Youth Football and the Value of Losing

James Ryan


“Winning isn’t everything. It’s the only thing.”—Vince Lombardi via UCLA coach Henry Russell Sanders

We all know that football is a game of winning. Any coach, player or fan who has in any way familiarized himself with the culture of American football over the past few decades has been bred and conditioned to believe that the only thing that truly matters in the sport of football, or in life, is winning.

As a society, we place a tremendous amount of importance on winning and hold losing in the utmost of contempt. We teach our kids that losing is bad, and in some unfortunate cases, coaches and parents will even go so far as to teach their kids/players that they must do everything possible to ensure that they win, even if that means cheating in order to achieve their desired level of success.

Because that’s how important winning is compared to losing, right?


“This attitude of entitlement didn’t just appear out of the blue. We ALL have to take responsibility for instilling that in our kids and grandkids because we wanted to bestow self-esteem onto our kids. Did it backfire? It’s because no one made us feel that we were special when we grew up, that we wanted our kids to believe that they were special. And of course, they do. Why wouldn’t they?”—Mary Lou Ryan

What life teaches us and what football ignores, is that losing is inevitable, and that it’s okay.

In fact, losing is just as important, if not more so, to the development of a child and in teaching that child about the importance of never giving up when faced with some sort of adversity. It teaches our kids that if they want something bad enough, they had better be prepared to put in the hard work and determination if they hope to realize and achieve their dreams and goals.

“Adversity causes some men to break. Others to break records.”—William Ward

Shouldn’t we be trying to use sports as a catalyst to actually teach our children about the realities of life, instead of using them as pawns in our own twisted and demented obsessions with winning?

Winning is fun—don’t get me wrong, and all kids deserve to know that feeling at least once in their lives, but we need to stop looking down our noses at “losing” as if it’s some sort of disease that’s ruining our kids for the future. I can promise you this—the kids that grow up knowing how to overcome multiple challenges and hardships in their lives will absolutely be the leaders of tomorrow.

Not the ones who had everything handed to them on a silver platter by mommy, daddy, or Coach Winsatallcost.

In fact, the only goals that kids should have in youth sports should be on improving each and every practice—each and every game—each and every season. If that goal can be achieved, the wins will simply take care of themselves.

“Champions do not become champions when they win the event, but in the hours, weeks, months and years they spend preparing for it. The victorious performance itself is merely the demonstration of their championship character.”—T. Allan Armstrong

These are my opinions. If you don’t like them…I have others. You can check them out at www.mrjamesryan.com

Photo courtesy of Kerry Swayze

James Ryan
James Ryan



  1. Jim Storin

    I agree with you James,
    Losing should be not seen as a failure but as a challenge to improve. I get it there is not room for a “moral victory”, however leave that philosophy to the professional or higher level of competition.
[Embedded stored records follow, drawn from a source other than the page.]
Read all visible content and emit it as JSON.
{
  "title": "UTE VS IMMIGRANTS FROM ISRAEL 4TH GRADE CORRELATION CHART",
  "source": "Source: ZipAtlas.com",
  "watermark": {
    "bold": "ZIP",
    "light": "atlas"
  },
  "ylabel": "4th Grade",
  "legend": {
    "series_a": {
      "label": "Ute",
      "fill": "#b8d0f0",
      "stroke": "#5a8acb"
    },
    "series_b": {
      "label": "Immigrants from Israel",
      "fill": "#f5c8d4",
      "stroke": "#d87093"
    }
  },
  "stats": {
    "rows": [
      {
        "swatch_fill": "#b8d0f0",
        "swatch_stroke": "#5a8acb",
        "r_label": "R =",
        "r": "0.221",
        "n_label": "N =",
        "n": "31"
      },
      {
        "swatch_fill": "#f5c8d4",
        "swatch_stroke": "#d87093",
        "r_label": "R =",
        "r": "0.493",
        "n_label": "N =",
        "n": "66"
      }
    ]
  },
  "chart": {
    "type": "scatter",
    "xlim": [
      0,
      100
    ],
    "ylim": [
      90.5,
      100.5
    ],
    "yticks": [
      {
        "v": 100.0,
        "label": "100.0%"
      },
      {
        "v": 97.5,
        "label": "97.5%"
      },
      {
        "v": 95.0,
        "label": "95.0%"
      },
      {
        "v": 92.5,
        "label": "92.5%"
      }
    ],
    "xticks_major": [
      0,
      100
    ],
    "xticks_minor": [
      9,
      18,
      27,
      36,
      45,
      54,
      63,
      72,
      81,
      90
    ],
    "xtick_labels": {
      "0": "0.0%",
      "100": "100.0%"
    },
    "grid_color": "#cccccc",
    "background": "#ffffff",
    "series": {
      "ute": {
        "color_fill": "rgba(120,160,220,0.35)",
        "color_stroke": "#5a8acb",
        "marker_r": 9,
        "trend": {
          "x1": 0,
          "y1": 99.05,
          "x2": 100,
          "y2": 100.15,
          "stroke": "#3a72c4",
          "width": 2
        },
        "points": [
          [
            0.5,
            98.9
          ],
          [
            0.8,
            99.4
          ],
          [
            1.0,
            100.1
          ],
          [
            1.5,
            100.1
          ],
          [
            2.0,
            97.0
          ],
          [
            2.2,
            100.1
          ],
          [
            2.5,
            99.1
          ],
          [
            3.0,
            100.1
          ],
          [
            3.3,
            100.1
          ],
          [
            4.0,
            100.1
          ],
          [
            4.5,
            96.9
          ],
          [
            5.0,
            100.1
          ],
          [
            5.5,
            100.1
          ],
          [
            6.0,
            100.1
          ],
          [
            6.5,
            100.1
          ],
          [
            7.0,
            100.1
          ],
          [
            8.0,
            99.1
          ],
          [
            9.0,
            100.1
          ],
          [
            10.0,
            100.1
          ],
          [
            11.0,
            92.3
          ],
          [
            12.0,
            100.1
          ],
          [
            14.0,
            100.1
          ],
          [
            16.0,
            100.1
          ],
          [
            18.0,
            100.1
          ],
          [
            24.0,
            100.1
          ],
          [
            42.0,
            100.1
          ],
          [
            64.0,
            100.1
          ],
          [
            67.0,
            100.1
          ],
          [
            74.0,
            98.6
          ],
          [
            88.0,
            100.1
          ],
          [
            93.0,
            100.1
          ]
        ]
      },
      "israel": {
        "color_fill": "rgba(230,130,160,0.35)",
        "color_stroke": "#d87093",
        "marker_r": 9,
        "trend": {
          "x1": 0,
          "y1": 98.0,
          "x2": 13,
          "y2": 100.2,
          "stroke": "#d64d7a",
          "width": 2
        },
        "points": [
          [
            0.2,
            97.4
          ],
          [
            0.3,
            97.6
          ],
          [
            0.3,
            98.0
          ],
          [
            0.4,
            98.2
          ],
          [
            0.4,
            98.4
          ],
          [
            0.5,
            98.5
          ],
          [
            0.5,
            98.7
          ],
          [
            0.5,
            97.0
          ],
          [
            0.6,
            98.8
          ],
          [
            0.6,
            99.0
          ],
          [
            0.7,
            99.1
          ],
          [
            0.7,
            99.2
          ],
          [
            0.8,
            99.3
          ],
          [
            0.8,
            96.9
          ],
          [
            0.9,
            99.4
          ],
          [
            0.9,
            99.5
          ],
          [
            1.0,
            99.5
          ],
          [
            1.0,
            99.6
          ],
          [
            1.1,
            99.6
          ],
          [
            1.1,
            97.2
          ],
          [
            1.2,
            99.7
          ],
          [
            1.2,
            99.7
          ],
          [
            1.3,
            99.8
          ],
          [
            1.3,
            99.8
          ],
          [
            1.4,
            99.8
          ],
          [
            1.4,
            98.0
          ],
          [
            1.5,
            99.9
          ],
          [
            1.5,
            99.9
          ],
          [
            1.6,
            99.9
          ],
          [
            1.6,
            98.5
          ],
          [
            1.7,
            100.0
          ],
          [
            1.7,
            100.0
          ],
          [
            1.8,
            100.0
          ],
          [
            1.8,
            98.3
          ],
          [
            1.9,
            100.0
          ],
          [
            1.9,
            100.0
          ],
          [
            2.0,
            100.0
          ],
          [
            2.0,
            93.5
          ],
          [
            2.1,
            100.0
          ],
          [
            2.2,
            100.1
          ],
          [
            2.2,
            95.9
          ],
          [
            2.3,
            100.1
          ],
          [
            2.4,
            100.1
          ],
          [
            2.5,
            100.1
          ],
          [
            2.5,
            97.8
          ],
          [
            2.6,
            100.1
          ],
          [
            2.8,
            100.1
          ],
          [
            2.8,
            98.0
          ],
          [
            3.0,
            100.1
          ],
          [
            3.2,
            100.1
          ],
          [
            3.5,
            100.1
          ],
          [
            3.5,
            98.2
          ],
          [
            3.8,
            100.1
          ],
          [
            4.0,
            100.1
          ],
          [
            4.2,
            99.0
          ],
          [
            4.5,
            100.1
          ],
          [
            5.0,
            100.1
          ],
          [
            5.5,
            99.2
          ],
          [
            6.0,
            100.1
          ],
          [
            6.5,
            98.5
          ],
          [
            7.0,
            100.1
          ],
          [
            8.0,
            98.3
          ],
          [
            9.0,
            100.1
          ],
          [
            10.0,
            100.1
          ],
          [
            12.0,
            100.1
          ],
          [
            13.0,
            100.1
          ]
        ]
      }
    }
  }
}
I think as a society we have adopted that Winning is everything from watching our favorite sports team on TV. We have missed the boat on teaching the skills of the game to our children and what it really means to have good sportsmanship.
    Great article.
    Jim Storin

  2. I too agree with you. However, nobody is giving athletes anything more than fluff and platitudes in regards to learning how to lose, and the benefits–building character, overcoming adversity, etc.–that come out of it. We need not look to the children for the root of this problem and direct our gaze instead at parents and coaches, who need strategies in leadership.

    Here is a quote from the great Tom Landry with my additions in brackets: “Leadership [and parenthood] is a matter of having people [your kids] look at you and gain confidence, seeing how you react. If you’re in control, they’re in control.” I think a lot of coaches and parents are out of control–hence, so are the kids.